И вдруг Костя увидел давешнего казачишку в белой папахе. Сдав на казарменной конюшне скакуна, он шел в поредевшей толпе, то и дело, вытягивая шею, кого-то высматривая.
Фрося тоже приметила его. Сначала ей захотелось убежать, затеряться среди людей, но странное любопытство и подсознательное желание противоборствовать нагловатому казачьему офицерику пересилило, — она осталась на месте. И чем ближе подходил он, тем сильнее поднималось в ней чувство досады за свою недавнюю растерянность — чего ради оробела она перед ним?
Зато растерялся Костя: подружка детства, похоже, утаила от него знакомство с молодым хорунжим. Что-то особенное появилось в выражении их лиц, когда, подойдя к девушке, он молчком стал перед нею, будто загораживал, оттеснял ее от Кости Туранина, от зазевавшихся братьев.
Фрося не отступила ни на шаг, только слегка откинула голову. Плотно стиснуты губы, сурово нахмурены брови, но этот недоступный вид не обманул Костю. Он понял — боится Фрося выдать себя, вот и напустила гордыню.
Стремясь отвести ее от беды, Костя произнес сдавленным от волнения голосом:
— Пойдем, Фрося! Наши, наверно, уже ушли.
— А фейерверк? Бенгальские огни будут бросать, — напомнил Нестор Шеломинцев. — Сейчас самое гулянье начнется.
— Кому гулянье, а нам домой пора, — заносчиво и невольно грустно сказала Фрося: хотя озябла она, но ей, как и подошедшему Пашке, совсем окоченевшему, тоже хотелось взглянуть на эти бенгальские огни.
— Я вам сейчас тулуп достану, — пообещал Нестор, заметив, как вздрогнула девушка то ли от мороза, то ли от волнения, однако не двинулся с места, словно боялся, что она исчезнет, едва он отойдет от нее.

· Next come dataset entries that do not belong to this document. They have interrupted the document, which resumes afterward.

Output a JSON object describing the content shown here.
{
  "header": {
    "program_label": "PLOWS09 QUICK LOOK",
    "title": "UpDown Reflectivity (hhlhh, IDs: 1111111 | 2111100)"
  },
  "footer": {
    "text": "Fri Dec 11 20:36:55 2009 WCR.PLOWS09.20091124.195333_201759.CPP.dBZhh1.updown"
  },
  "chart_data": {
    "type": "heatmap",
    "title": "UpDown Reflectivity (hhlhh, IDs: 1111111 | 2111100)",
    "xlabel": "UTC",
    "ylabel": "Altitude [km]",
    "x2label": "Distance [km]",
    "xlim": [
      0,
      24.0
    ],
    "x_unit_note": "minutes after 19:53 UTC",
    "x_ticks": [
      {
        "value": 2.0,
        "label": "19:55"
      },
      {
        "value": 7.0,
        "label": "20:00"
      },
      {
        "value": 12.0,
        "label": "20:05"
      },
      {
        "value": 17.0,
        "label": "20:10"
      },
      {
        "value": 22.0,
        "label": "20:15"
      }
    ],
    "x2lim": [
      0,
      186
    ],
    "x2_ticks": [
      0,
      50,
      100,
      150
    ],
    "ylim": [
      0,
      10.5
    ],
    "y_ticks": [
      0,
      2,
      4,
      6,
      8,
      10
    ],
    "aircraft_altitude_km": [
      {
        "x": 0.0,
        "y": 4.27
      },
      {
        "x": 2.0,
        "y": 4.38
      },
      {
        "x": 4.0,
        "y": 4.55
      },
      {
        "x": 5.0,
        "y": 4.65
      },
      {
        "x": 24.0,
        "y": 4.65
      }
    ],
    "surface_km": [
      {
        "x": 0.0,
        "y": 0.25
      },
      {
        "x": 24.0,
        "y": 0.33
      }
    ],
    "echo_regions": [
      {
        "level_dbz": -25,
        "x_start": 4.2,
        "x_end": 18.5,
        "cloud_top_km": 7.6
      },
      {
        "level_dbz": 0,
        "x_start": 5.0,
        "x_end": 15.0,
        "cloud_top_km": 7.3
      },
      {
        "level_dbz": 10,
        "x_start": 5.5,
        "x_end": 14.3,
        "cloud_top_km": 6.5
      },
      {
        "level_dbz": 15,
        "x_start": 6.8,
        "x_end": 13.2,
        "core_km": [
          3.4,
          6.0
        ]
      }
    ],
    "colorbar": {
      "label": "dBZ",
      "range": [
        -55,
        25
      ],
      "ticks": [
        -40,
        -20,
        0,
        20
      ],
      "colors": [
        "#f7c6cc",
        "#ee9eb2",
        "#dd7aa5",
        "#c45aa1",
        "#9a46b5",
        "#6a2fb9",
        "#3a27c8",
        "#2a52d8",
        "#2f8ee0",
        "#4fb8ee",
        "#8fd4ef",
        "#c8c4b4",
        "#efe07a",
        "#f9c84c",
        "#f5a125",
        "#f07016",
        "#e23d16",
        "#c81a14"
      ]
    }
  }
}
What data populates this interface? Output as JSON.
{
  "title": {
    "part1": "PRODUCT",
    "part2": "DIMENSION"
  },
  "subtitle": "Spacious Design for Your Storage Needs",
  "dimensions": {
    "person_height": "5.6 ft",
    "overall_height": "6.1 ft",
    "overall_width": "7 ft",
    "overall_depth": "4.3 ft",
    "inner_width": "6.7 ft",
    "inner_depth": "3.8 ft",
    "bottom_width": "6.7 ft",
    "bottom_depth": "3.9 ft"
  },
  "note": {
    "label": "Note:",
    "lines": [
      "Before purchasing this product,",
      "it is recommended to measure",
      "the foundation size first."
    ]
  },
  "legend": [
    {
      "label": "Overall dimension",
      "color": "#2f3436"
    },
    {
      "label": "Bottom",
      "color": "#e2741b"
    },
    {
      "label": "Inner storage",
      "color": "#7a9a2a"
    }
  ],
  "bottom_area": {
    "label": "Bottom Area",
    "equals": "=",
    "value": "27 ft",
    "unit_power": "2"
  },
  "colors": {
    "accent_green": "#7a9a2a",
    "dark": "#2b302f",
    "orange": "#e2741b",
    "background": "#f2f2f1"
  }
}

— Мне ваш тулуп без надобности. Подумаешь, какая забота! Пойдем, Костя, пошли, ребята, а то обморозитесь. Харитон-то где?
— Уходите? — спросил казак.
Фрося, охваченная смятением, ничего не ответила.
Звеня бубенцами, разлетались по улицам, над которыми уже сгущались синие сумерки, пары и резвые тройки. Кучера еле сдерживали застоявшихся рысаков.
— Причитается с тебя, Нестор? — спросил Антошка Караульников, похожий на батрака-молдаванина в надетой набекрень папахе, из-под которой выбивался целый ворох черных кудрей. Он был в засаленном полушубке и поношенных шароварах без лампасов, заправленных в подшитые пимы, но на лошади и без седла сидел, как настоящий казак; подогнал скотину к обледеневшей колоде у проруби и, пока работник-киргиз черпал и, расплескивая, лил воду под исходящие паром морды сгрудившихся коров, проехал немного рядом с Нестором. Лошади, коровы и овцы Шеломинцевых, сопровождаемые пешими батраками, уже двигались, ископытив широкий изволок, к станице, расположенной на высоком береговом бугре.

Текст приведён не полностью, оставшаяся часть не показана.